A kitchen person loves designing kitchens
”I am a kitchen person and I look cooking, so designing kitchens is always fascinating. If there’s a customer who wants to give the kitchen an important role, then it’s easy for me to accept the messages he or she wishes from his or her own kitchen and its functions,” says Helena.

”Of course I can just as well design a small kitchen for someone who doesn’t prepare as much food. There is also a certain charm in finding a way to fit everything necessary in the amount of floor space available.”  

One of the basics of kitchen design is functionality. The concept of a kitchen work triangle is used, in which the distances between the water supply, stove and refrigerator need to be ideal. There needs to be enough work surfaces because household appliances that are placed on tables often take away space for preparing food. Appearance is important but so is the quality of fixtures and appliances.
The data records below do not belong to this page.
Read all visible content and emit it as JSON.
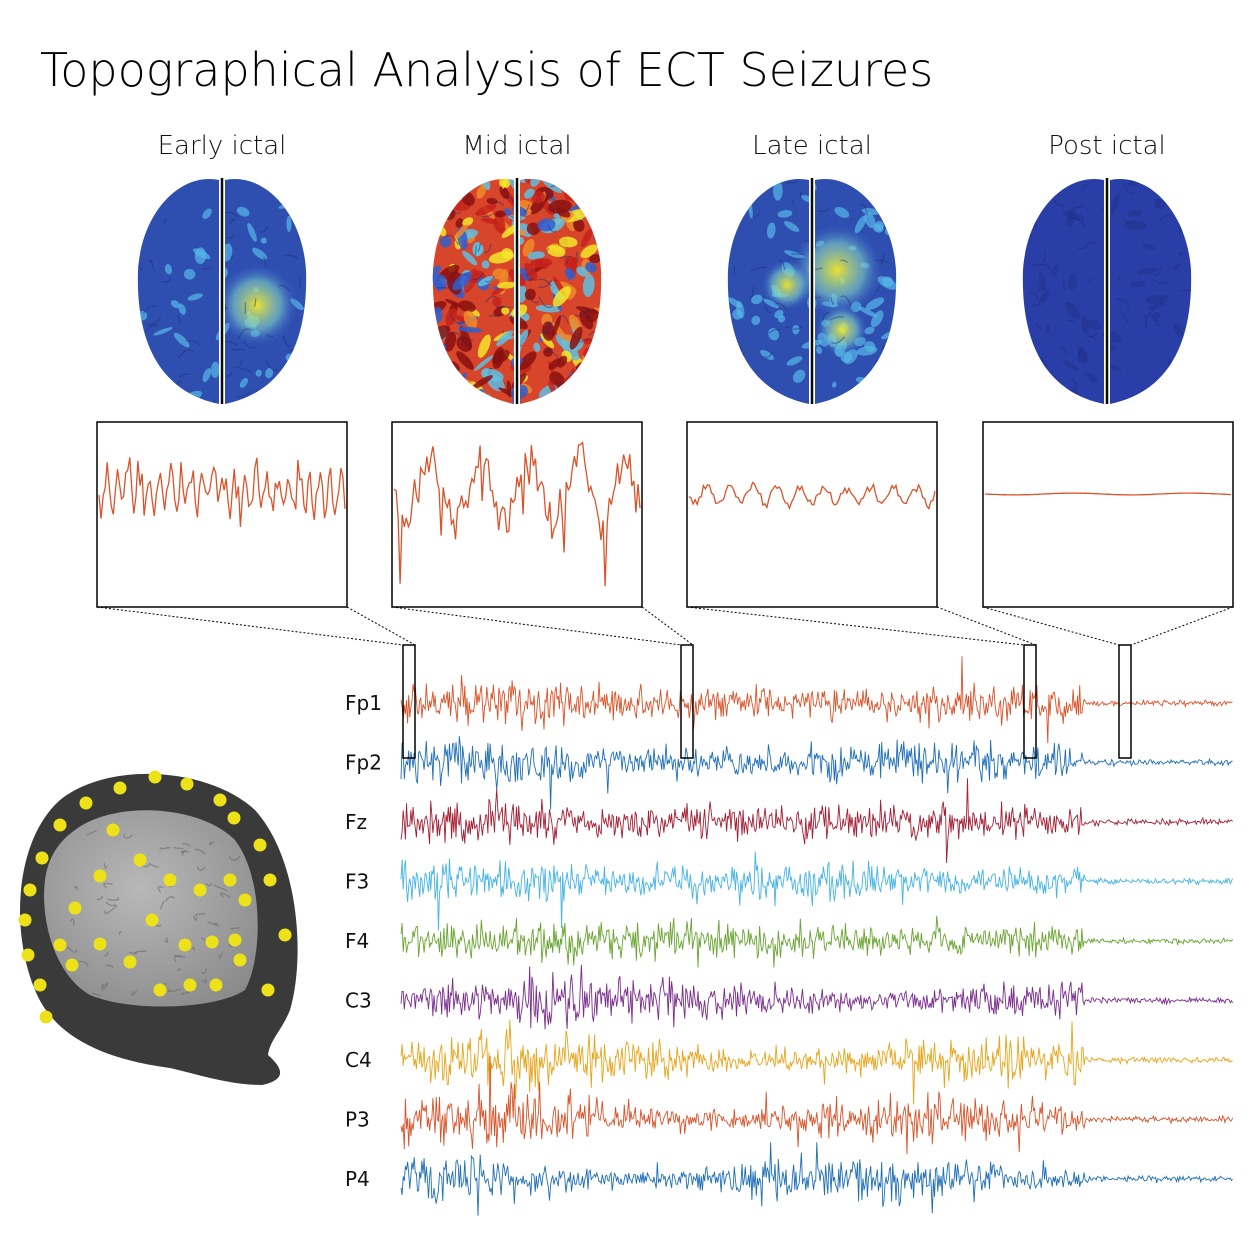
{
  "title": "Topographical Analysis of ECT Seizures",
  "phases": [
    {
      "id": "early",
      "label": "Early ictal"
    },
    {
      "id": "mid",
      "label": "Mid ictal"
    },
    {
      "id": "late",
      "label": "Late ictal"
    },
    {
      "id": "post",
      "label": "Post ictal"
    }
  ],
  "channels": [
    {
      "name": "Fp1",
      "color": "#d9542a"
    },
    {
      "name": "Fp2",
      "color": "#1f6fb8"
    },
    {
      "name": "Fz",
      "color": "#a31f34"
    },
    {
      "name": "F3",
      "color": "#46b4e6"
    },
    {
      "name": "F4",
      "color": "#6aa532"
    },
    {
      "name": "C3",
      "color": "#7b2d8e"
    },
    {
      "name": "C4",
      "color": "#e8a51c"
    },
    {
      "name": "P3",
      "color": "#d9542a"
    },
    {
      "name": "P4",
      "color": "#1f6fb8"
    }
  ],
  "colors": {
    "trace": "#d9542a",
    "electrode": "#ede21a",
    "brain_base": "#2f4fb0",
    "head": "#3a3a3a",
    "cortex": "#9a9a9a"
  }
}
”I wouldn’t say that you can’t get a decent kitchen affordably. But I think the kitchen is something you should invest in if it is possible. Quality appliances and fixtures last a long time. You can spend more money on what you feel is important and compromise on some other purchases. Everything in a house doesn’t need to be top of the class. The main thing is that the overall whole is high quality. An example is the appreciation for stone countertops. Natural stone is durable and beautiful but for someone who bakes a lot a good choice might be a laminate countertop. Likewise stone affect the acoustics if there is an open kitchen, high ceilings and stone walls in an open space. When you set down a glass or spoon on a stone countertop the sound might be heard throughout the entire house. These are some of the things to consider in designing.

Changing trends
Smooth handle-free kitchen doors and the color white are what we have sold the most in terms of volume to this day. Fortunately the atmosphere is changing and there is a growing number of people who boldly want something distinctive, such as color surfaces for accents. Of course alternative ideas are held back by the fact that a kitchen is a huge purchase, one of the most expensive investments made in a home. When people are making decisions, they are afraid they will get bored with any solution that is more unique. However, recently kitchens have moved in more cozy and relaxed direction. There are more colors and materials available than before and new things are being developed all the time. With regard to minor nuances, I would say that taps and faucets might contain some materials other than chrome and steel in the future.